Responsabilidades morais e normas éticas.
À deslegitimação das instâncias
garantidoras dos códigos de conduta das sociedades tradicionais, seguiu-se um
certo vácuo de normas que pudessem se legitimar como aquelas que visam o bem
comum. Esta ausência foi como que uma semente de fruto amargo deixada no solo
em que se plantou a modernidade, qual seja, o solo da individuação em que, ao
sujeito, é designada maior autonomia para tomada de decisões.
A liberdade para escolhas individuais
com base em critérios definidos por conta própria no lugar da sujeição a
padrões de conduta assumidos de forma heterônoma, pode até ter sido saudada por
intelectuais renascentistas como um desatar de condicionamentos que estagnavam
a sociedade fazendo, por exemplo, com que a mera circunstância de nascimento
fosse fator determinante definitivo e irrevogável.
No entanto, a carência de normas
gerais explicitamente assumidas por todos gerou insegurança e instabilidade na
convivência entre sujeitos que deveriam fazer parte do todo incipiente da nova
ordem burguesa. A tal semente feita de ausência gerou a crise ética que se
estendeu ao longo de toda a era moderna. Crise que se tentou superar com
elaborações constantes de códigos éticos que tinham em comum a pretensão de dar
conta da totalidade da convivência humana.
Os sucessivos fracassos parecem ter acentuado
em vez de refreado a obsessão por leis uniabarcantes. Obsessão que os óculos da
modernidade faziam ser chamada de otimismo. Justo nome na visão de quem havia
experimentado diversos triunfos da razão por conta da evolução da ciência. O
sucesso, portanto, era uma questão de tempo, pois este sempre nos leva ao
aperfeiçoamento. Assim justificou-se a crença na possibilidade de um futuro conjunto
sistêmico de leis morais que visem ao bem de todos e de cada um.

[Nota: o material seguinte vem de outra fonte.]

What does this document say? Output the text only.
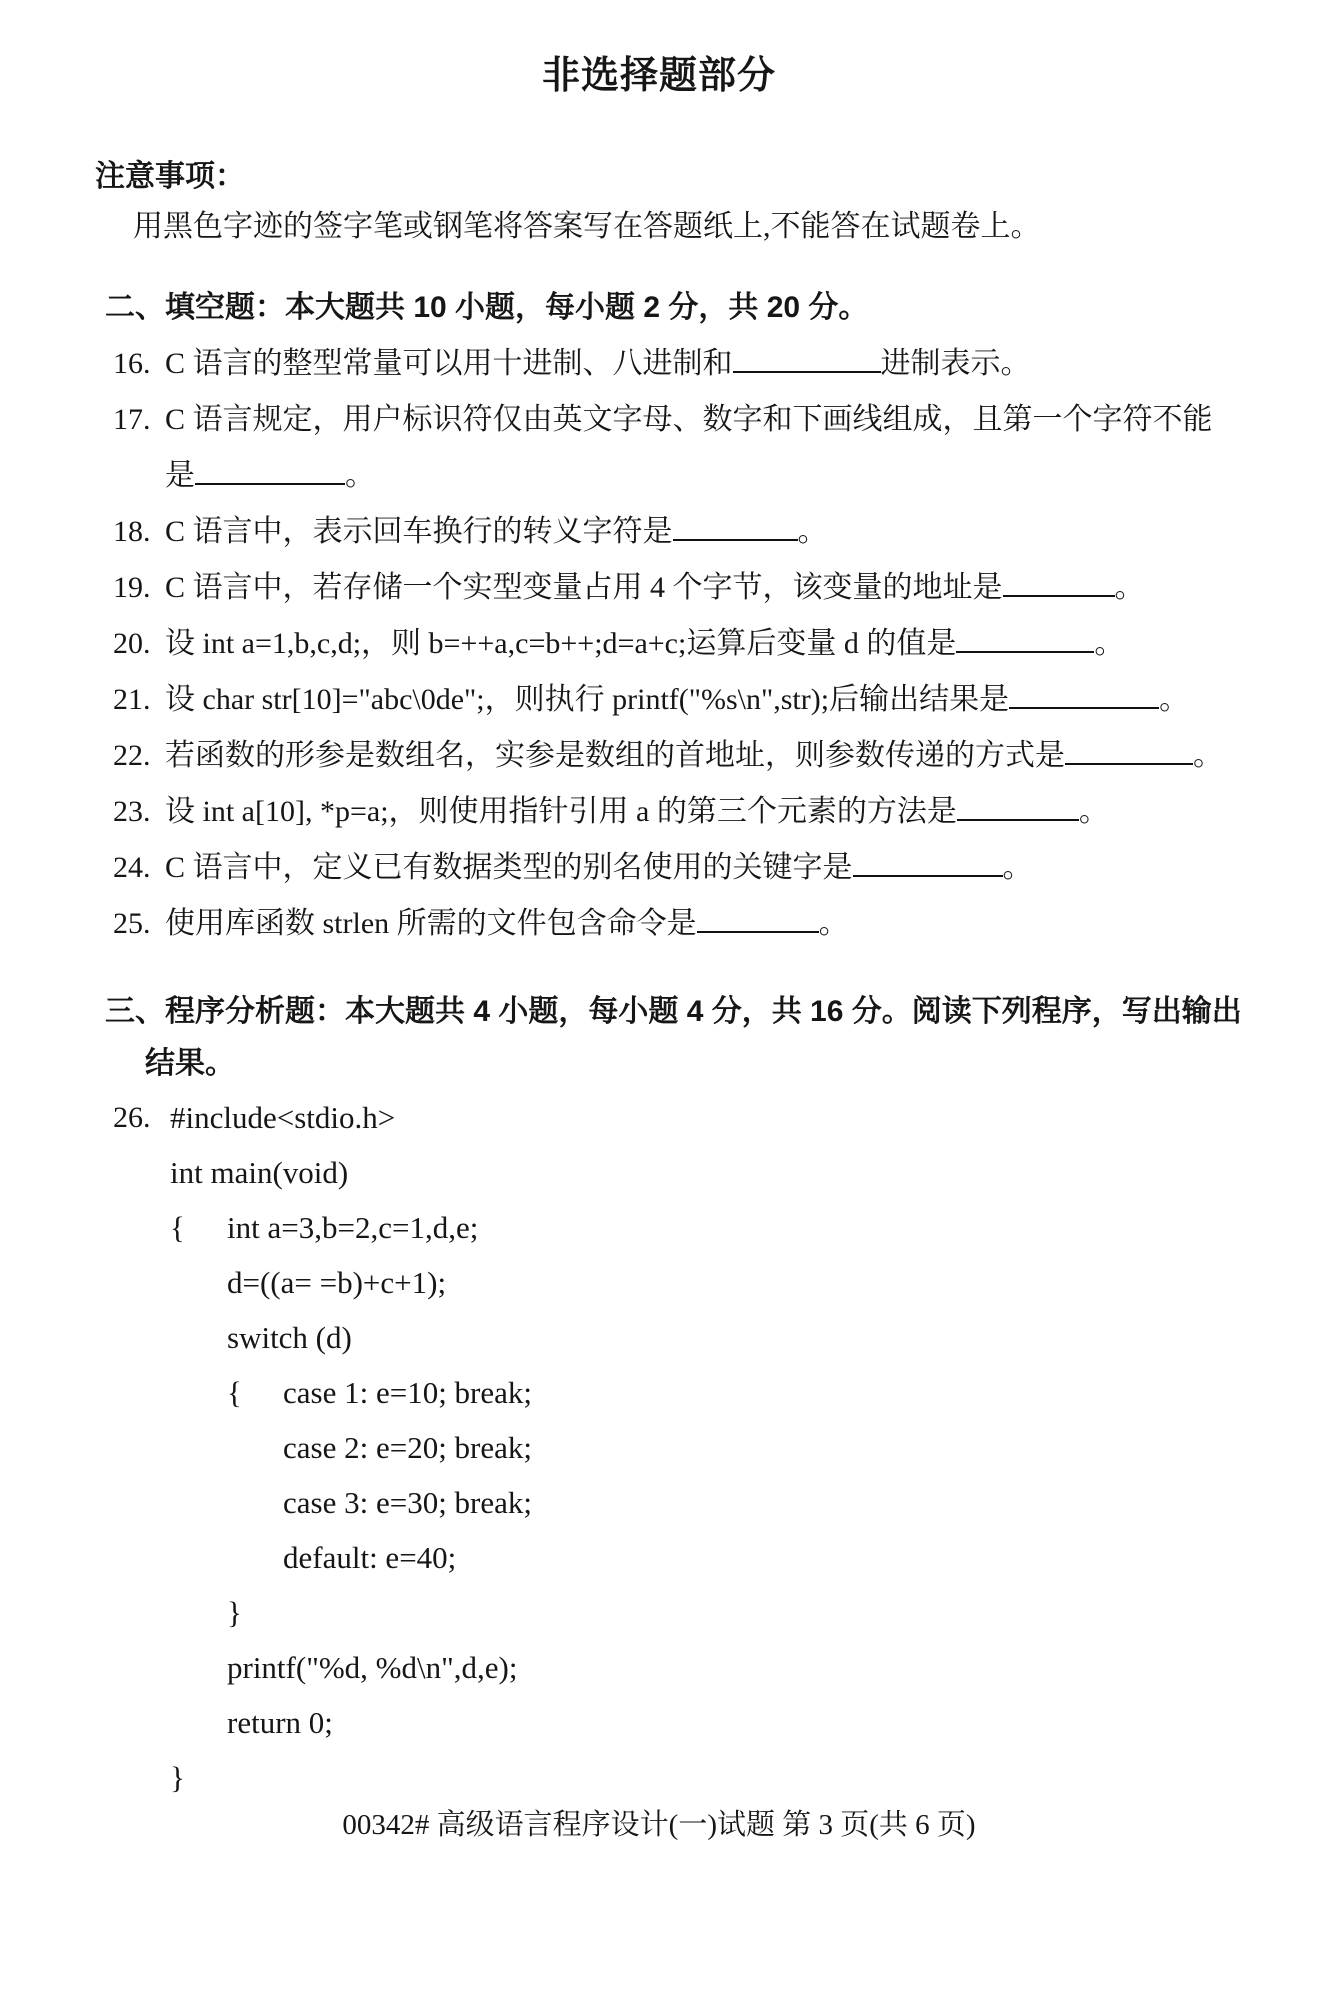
非选择题部分
注意事项：
用黑色字迹的签字笔或钢笔将答案写在答题纸上,不能答在试题卷上。
二、填空题：本大题共 10 小题，每小题 2 分，共 20 分。
16. C 语言的整型常量可以用十进制、八进制和	进制表示。
17. C 语言规定，用户标识符仅由英文字母、数字和下画线组成，且第一个字符不能
是	。
18. C 语言中，表示回车换行的转义字符是	。
19. C 语言中，若存储一个实型变量占用 4 个字节，该变量的地址是	。
20. 设 int a=1,b,c,d;，则 b=++a,c=b++;d=a+c;运算后变量 d 的值是	。
21. 设 char str[10]="abc\0de";，则执行 printf("%s\n",str);后输出结果是	。
22. 若函数的形参是数组名，实参是数组的首地址，则参数传递的方式是	。
23. 设 int a[10], *p=a;，则使用指针引用 a 的第三个元素的方法是	。
24. C 语言中，定义已有数据类型的别名使用的关键字是	。
25. 使用库函数 strlen 所需的文件包含命令是	。
三、程序分析题：本大题共 4 小题，每小题 4 分，共 16 分。阅读下列程序，写出输出
结果。
26. #include<stdio.h>
int main(void)
{ int a=3,b=2,c=1,d,e;
d=((a= =b)+c+1);
switch (d)
{ case 1: e=10; break;
case 2: e=20; break;
case 3: e=30; break;
default: e=40;
}
printf("%d, %d\n",d,e);
return 0;
}
00342# 高级语言程序设计(一)试题 第 3 页(共 6 页)
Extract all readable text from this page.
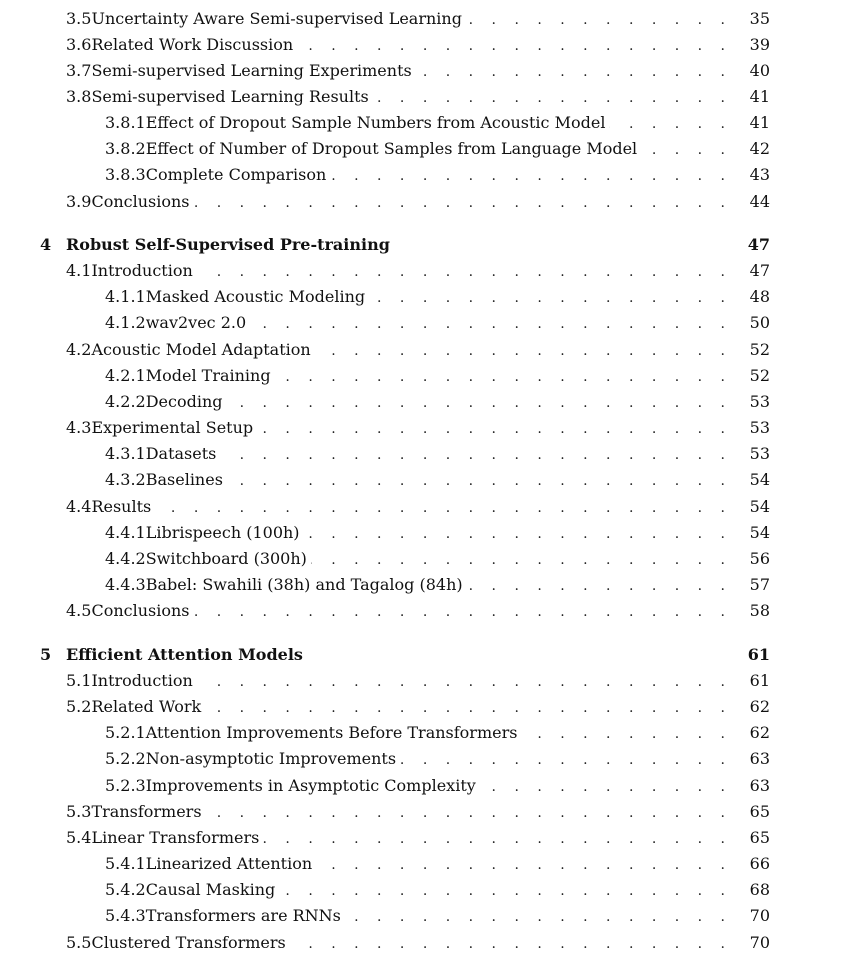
3.5 Uncertainty Aware Semi-supervised Learning . . .	35
3.6 Related Work Discussion . . .	39
3.7 Semi-supervised Learning Experiments . . .	40
3.8 Semi-supervised Learning Results . . .	41
3.8.1 Effect of Dropout Sample Numbers from Acoustic Model . . .	41
3.8.2 Effect of Number of Dropout Samples from Language Model . . .	42
3.8.3 Complete Comparison . . .	43
3.9 Conclusions . . .	44
4 Robust Self-Supervised Pre-training	47
4.1 Introduction . . .	47
4.1.1 Masked Acoustic Modeling . . .	48
4.1.2 wav2vec 2.0 . . .	50
4.2 Acoustic Model Adaptation . . .	52
4.2.1 Model Training . . .	52
4.2.2 Decoding . . .	53
4.3 Experimental Setup . . .	53
4.3.1 Datasets . . .	53
4.3.2 Baselines . . .	54
4.4 Results . . .	54
4.4.1 Librispeech (100h) . . .	54
4.4.2 Switchboard (300h) . . .	56
4.4.3 Babel: Swahili (38h) and Tagalog (84h) . . .	57
4.5 Conclusions . . .	58
5 Efficient Attention Models	61
5.1 Introduction . . .	61
5.2 Related Work . . .	62
5.2.1 Attention Improvements Before Transformers . . .	62
5.2.2 Non-asymptotic Improvements . . .	63
5.2.3 Improvements in Asymptotic Complexity . . .	63
5.3 Transformers . . .	65
5.4 Linear Transformers . . .	65
5.4.1 Linearized Attention . . .	66
5.4.2 Causal Masking . . .	68
5.4.3 Transformers are RNNs . . .	70
5.5 Clustered Transformers . . .	70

Um passo mais sofisticado nessa busca
por uma totalidade sistêmica no campo da moral foram as teorias epistemológicas
que pretenderam evidenciar alguns princípios universais constitutivos da
razão humana. Princípios que devem, necessariamente,
ser levados em conta na definiçãode
quaisquer normas de convivência. Tais
teorias epistemológicas não foram o bastante para evitar novos insucessos de
códigos pretensamente uniabarcantes. Sérios obstáculos se impuseram à teoria de
Immanuel Kant que nos deixou como legado a defesa da autonomia do sujeito
considerado por ele capaz de definir por si mesmo suas as próprias leis de
conduta com base em princípios racionais que podem ser compartilhados por todos
os seres humanos. O filósofo de Königsberg
talvez já intuísse que a “minoridade” dos sujeitos causada pela imposição de
códigos morais, em vez da adoção voluntária de leis universais pelos
indivíduos, pudesse ser a principal causa das fracassadas regulamentações.
Para
Zygmunt Bauman, um dos maiores obstáculos à autonomia dos sujeitos pretendida
por Kant sempre foi a desconfiança nos “eus reais”, desconfiança que persistiu
como nódoa na tão cultuada racionalidade do mundo moderno. Afinal, não é a
razão um bem compartilhado por todos os seres humanos, sem exceção? Se todos
somos capazes de pensar e de certificar-nos, por conta própria, que o bem que
interessa a cada um é o bem que deve interessar a todos, por que então duvidar
que homens e mulheres deixarão de fazer escolhas individuais de acordo com
normas voltadas para o bem comum? A origem desta contradição, para Bauman, tem
a ver com a própria maneira de ser da autêntica moralidade, que tem na
ambiguidade sua principal marca. Uma condição que, de acordo com o sociólogo,
foi ignorada por legisladores e filósofos por estes sempre temerem o que é de
difícil ou mesmo de impossível compreensão por meio de teorias. Para eles, o
que é inconstante, imprevisível, imponderável, deve ser forçosamente envolvido
por códigos de conduta que orientem as ações.
Então,
a moralidade oficial precisa equilibrar-se o quanto for possível em um sistema
de punições e recompensas que faz com que a liberdade de cada um seja
direcionada para fazer escolhas planejadas, calculadas, mediadas pelo amor
próprio e pela razão para se evitar o que é mal e atingir o bem para si.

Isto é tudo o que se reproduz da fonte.